The nuclei can be made to de-excite in a particular way. First, the atom is ionized, leaving a hole in one of its electronic orbitals. If that gap is filled with an electron with precisely the right amount of energy, some of that energy is transferred to the nucleus, which causes the metastable state to de-excite, releasing its energy. One could perhaps envision many primed molybdenum nuclei which could be de-excited simultaneously by passing a small current of electrons through the material, releasing the stored-up power. The main advantage to this is that the energy storage – which is, after all, fundamentally a nuclear process – has an energy density that is orders of magnitude higher.

The physical effect of electron capture causing a stimulated de-excitation of the nucleus had been proposed for more than 40 years, but the Army’s desire to find novel fundamental ways of storing and releasing energy motivated the study. Nuclear scientists from Russia’s Joint Institute for Nuclear Research, as well as Universities from Europe and Australia, collaborated on the study, while the actual demonstration experiment was performed in December 2015 at the ATLAS facility at Argonne National Laboratory.

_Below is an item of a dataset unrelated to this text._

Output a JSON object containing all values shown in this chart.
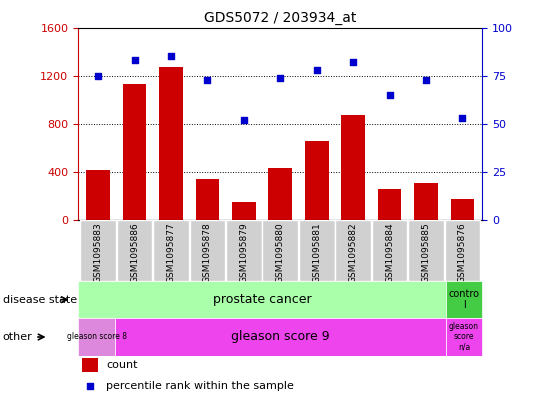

The concept of nuclear batteries has been around since 1913 when Henry Mosely demonstrated the first betavoltaic device – a battery that merely uses the natural decay of radioactive substances which emit electrons to drive a current. The costly nature of nuclear batteries, when compared to their chemical cousins, has limited their use, but the fact that they can provide power that’s long-lasting and at a very high energy density has seen them being used in specific medical applications, as well as in the military and space. This is reminiscent of how solar panels were used initially – limited at first to particular applications before the price fell sufficiently to allow widespread use.

Now that the first experimental demonstrations of this effect have taken place, they can be used to test and perhaps validate the theoretical models that already exist – which will, in turn, allow for better prototypes to be constructed. The US Army Research Laboratory is concentrating on producing technologies that might one day be useful in the field – but even if this particular type of nuclear battery proves impractical, the fundamental physics research is still valuable to the nuclear physics community. More than a century after the first rumblings about radiation occurred, we’re still unlocking the secrets of the atom – and trying to determine if we can use them to our advantage.